Template based vs Component based page architecture

Another thing I like about Storyblok is their focus on a component-based architecture. When choosing a CMS or defining the page architecture within your CMS, you should obviously first analyze your content.

Template vs Component based page design

If you have a lot of content with the same structure, like product pages, a template-based architecture is recommended.

If you want a rich authoring experience, where marketeers can build pages with hero’s, sliders, call to actions and other (rich) components, go for a component-based architecture.

Modern JavaScript frameworks like Vue, React and Angular are all component-based. Storyblok provides a friendly user interface to define the content schemes for these components. Once you have defined components in Storyblok, you can start creating content. The content you enter is accessible via a content delivery API which returns structured json files as source for your front-end application.

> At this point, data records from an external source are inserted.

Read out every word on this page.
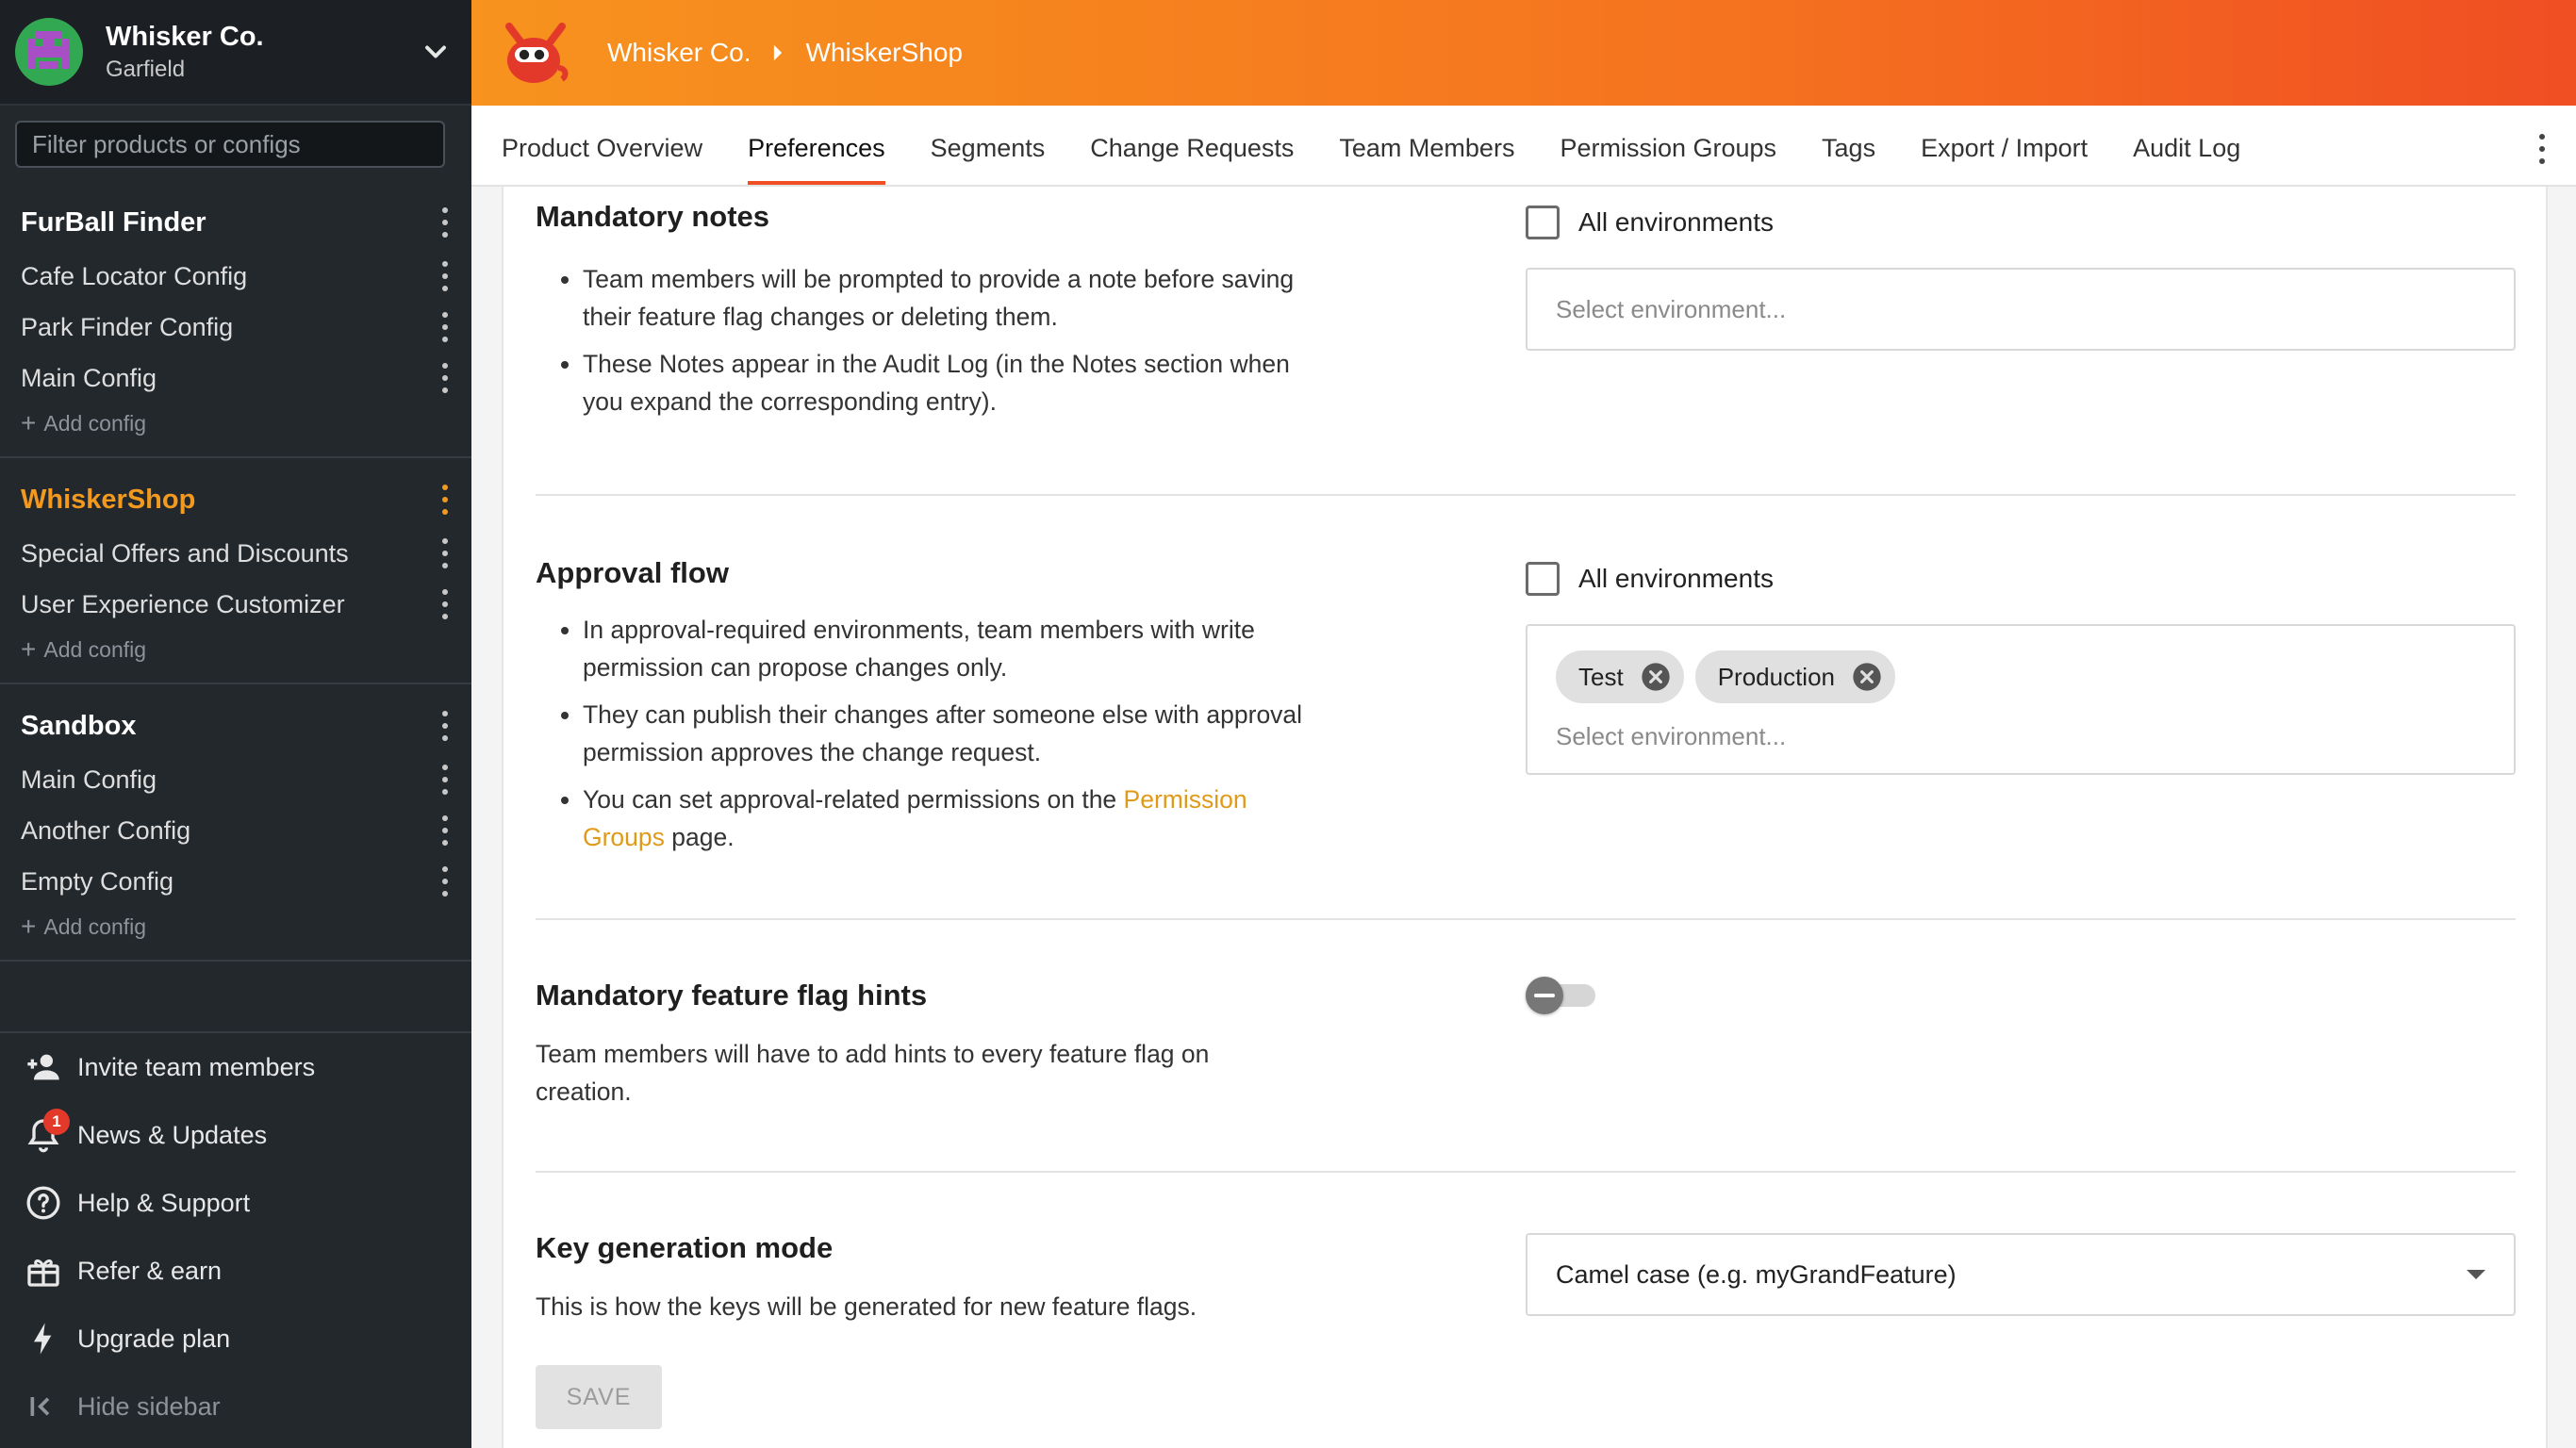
Whisker Co.
Garfield
Filter products or configs
FurBall Finder
Cafe Locator Config
Park Finder Config
Main Config
+ Add config
WhiskerShop
Special Offers and Discounts
User Experience Customizer
+ Add config
Sandbox
Main Config
Another Config
Empty Config
+ Add config
Invite team members
1 News & Updates
Help & Support
Refer & earn
Upgrade plan
Hide sidebar
Whisker Co. WhiskerShop
Product Overview	Preferences	Segments	Change Requests	Team Members	Permission Groups	Tags	Export / Import	Audit Log
Mandatory notes
• Team members will be prompted to provide a note before saving their feature flag changes or deleting them.
• These Notes appear in the Audit Log (in the Notes section when you expand the corresponding entry).
All environments
Select environment...
Approval flow
• In approval-required environments, team members with write permission can propose changes only.
• They can publish their changes after someone else with approval permission approves the change request.
• You can set approval-related permissions on the Permission Groups page.
All environments
Test	Production
Select environment...
Mandatory feature flag hints
Team members will have to add hints to every feature flag on creation.
Key generation mode
This is how the keys will be generated for new feature flags.
Camel case (e.g. myGrandFeature)
SAVE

Storyblok’s image resizing service

Another thing worth mentioning is Storyblok’s Image Service. Every asset uploaded to Storyblok can be resized on the fly, just by adding some parameters to the image source. You can even change the image format to WebP, a modern image format that provides superior compression for images on the web. Compared to jpg and png, WebP images are smaller in file size while maintaining similar image quality. Browser support for Webp is quite ok and can easily be detected.

Why Nuxt.js is a perfect match

Nuxt logo

The biggest requirement for the front-end framework we were going to use was support for server-side rendering. Not all crawlers, especially social media crawlers, are able to parse JavaScript. Server-side rendering makes sure these crawlers have access to the content they need.

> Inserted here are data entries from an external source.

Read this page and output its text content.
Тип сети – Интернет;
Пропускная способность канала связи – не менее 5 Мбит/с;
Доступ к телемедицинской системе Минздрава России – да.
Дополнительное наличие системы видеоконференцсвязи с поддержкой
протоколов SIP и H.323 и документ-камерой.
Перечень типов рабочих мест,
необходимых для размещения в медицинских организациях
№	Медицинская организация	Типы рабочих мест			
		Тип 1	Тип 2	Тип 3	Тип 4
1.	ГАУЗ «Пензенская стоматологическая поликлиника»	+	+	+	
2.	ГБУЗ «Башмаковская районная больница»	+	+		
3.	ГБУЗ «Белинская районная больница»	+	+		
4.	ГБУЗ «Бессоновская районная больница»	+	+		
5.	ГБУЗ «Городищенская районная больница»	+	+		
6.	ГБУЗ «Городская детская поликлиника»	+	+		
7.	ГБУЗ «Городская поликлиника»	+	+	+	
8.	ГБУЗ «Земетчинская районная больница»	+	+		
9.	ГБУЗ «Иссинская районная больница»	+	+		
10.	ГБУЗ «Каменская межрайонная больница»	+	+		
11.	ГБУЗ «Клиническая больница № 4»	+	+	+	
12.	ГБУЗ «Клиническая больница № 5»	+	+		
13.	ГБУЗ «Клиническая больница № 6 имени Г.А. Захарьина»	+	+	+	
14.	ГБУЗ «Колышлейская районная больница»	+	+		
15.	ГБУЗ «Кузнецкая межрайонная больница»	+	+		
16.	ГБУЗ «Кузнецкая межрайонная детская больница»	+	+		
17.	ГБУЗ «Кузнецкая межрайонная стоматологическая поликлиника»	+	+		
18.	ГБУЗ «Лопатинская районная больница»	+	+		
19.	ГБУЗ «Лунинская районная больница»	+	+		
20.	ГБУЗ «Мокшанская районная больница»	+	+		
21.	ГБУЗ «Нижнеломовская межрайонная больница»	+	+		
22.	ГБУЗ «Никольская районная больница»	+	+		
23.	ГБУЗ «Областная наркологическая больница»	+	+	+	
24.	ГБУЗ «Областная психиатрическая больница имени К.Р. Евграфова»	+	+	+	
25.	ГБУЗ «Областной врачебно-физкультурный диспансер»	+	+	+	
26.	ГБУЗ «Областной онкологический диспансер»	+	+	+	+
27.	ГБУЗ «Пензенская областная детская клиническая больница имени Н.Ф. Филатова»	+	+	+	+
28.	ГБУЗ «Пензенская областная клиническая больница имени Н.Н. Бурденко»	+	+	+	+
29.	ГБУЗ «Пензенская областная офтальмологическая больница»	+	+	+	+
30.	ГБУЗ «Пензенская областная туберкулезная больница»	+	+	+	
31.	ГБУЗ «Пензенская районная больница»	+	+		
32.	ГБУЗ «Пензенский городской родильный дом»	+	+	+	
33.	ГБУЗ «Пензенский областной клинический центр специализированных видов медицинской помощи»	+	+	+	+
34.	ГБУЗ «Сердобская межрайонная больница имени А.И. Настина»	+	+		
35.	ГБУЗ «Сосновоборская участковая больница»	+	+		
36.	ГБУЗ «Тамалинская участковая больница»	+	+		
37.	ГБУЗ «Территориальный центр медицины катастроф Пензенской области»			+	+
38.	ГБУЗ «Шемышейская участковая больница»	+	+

Another benefit of server-side rendering is a faster time to content. The server rendered markup is ready to be displayed without the need of JavaScript. Nuxt.js is a framework built on top of Vue and as you might already guess, its biggest strength is support for server-side rendering. Applications that run both on the client and server are also known as universal applications.

How universal apps work

The initial page request will return server-side rendered html. Once this is downloaded to the browser, JavaScript kicks in and users will experience the benefits of a SPA. When the user navigates, content will be loaded directly from the content api.

Nuxt context

When developing universal applications, it’s likely to run into ‘window is not defined’ errors because the window object is not available on the server-side. To make a developers life easier, Nuxt provides a context with parameters like: process.client & process.server.

Nuxt as a static site generator

Another cool thing about Nuxt is the nuxt generate command. With this command, Nuxt can be used as a static site generator. For every route defined in your pages folder, it will generate an HTML file.

If you want to generate dynamic routes, the generate property in nuxt.config.js can be used.

import axios from 'axios'

export default {
 generate: {
   routes: () => {
     return axios.get('https://my-api/users')
     .then(res => {
       return res.data.map((user) => {
         return '/users/' + user.id
       })
     })
   }
 }
}

SEO out of the box!

For sites like designisdead.com, with focus on content, SEO is important. In Nuxt, default meta tags are defined in nuxt.config.js. Page specific meta tags override these default meta tags and can be set using the head method of a page component (fe: pages/about.vue). If you’re into SEO, make sure to read these SEO best practices.

It was fun to experiment with both Storyblok & Nuxt and I would recommend using it as alternative to Jekyll for small content driven websites like designisdead.com. Compared to Jekyll, this combo makes content management fun.